Roskilde Road Trip Hamburg 2013Das dänische Roskilde Festival (29.6. – 7.7.2013) wird gern als die Mutter aller Festivals bezeichnet und ist mit etwa 115.000 Besuchern eines der größten in Europa. Ich war noch nie dort, darf mich aber seit kurzem zu den bis zu 25.000 unbezahlten Freiwilligen zählen, die jedes Jahr mithelfen, das Festival auf die Beine zu stellen und durchzuführen.

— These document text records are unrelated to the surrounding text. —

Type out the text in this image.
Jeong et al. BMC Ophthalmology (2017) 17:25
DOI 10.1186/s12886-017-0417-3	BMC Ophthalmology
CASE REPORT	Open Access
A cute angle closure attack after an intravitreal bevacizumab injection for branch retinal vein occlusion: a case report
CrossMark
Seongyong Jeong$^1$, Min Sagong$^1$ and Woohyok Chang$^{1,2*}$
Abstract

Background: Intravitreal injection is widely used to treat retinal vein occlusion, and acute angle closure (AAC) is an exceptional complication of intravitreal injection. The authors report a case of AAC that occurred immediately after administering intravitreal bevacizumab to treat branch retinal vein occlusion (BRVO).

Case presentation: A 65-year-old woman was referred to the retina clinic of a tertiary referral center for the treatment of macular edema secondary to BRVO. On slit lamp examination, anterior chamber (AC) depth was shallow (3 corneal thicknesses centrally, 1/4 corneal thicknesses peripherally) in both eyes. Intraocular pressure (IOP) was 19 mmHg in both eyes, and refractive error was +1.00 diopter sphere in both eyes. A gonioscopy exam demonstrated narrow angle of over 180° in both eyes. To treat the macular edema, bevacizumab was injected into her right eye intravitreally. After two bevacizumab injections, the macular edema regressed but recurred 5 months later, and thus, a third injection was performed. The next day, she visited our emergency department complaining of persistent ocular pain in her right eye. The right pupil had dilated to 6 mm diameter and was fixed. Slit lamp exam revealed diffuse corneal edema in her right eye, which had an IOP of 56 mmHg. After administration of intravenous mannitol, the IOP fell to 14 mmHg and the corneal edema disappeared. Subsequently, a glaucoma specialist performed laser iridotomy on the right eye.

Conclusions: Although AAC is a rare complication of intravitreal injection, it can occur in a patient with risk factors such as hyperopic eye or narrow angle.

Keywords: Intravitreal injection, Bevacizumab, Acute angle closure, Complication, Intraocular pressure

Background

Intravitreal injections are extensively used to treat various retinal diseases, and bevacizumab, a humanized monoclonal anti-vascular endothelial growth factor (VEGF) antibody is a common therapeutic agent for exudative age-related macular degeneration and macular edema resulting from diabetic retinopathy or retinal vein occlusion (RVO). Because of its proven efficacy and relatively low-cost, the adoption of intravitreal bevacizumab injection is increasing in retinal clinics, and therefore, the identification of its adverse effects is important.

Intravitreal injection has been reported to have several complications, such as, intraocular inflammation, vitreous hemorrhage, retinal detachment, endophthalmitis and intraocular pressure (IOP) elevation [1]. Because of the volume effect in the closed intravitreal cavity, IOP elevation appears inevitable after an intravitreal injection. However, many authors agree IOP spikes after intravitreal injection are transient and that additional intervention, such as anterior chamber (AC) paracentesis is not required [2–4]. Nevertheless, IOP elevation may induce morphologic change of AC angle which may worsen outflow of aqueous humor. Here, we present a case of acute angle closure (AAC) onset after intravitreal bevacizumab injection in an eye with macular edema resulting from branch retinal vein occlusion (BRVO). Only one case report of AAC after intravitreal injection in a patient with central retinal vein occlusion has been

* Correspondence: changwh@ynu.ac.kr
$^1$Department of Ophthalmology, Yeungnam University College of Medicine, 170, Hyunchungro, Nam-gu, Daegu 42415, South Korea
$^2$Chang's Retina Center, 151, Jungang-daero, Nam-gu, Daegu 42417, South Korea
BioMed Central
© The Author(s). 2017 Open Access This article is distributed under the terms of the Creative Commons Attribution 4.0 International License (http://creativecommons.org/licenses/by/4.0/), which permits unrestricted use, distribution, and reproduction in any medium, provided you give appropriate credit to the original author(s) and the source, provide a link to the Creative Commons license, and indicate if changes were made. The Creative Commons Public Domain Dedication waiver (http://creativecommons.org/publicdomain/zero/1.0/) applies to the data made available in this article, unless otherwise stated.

Roskilde Road Trip - Foto: PressefotoDamit Leute wie ich die alljährlichen begeisterten Schilderungen treuer Roskilde-Anhänger vom sagenhaften »Orange Feeling« vorab schon einmal persönlich erahnen können, schickt das Roskilde Festival seinen kleinen Bruder, den Roskilde Road Trip vom 15. bis 20. April in fünf nordeuropäische Städte, zu denen in diesem Jahr auch meine neue Heimatstadt Hamburg gehört. Dazu kooperiert das Roskilde Festival mit dem hier ansässigen MS Dockville Kunstcamp, das im Vorfeld zum MS Dockville Festival (16. – 18.8.) für mehrere Wochen ein kreatives Umfeld für künstlerische Arbeiten und Projekte schafft, die in die Gestaltung des MS Dockville Festivals einfließen. Dass die Beteiligten in diesem kreativen Umfeld bzw. einem alten Laborgebäude nicht nur gemeinsam arbeiten, sondern auch leben, schlafen und essen, klingt ganz schön hippie, ist Kreativität und Gemeinschaftsgefühl aber bestimmt zuträglich.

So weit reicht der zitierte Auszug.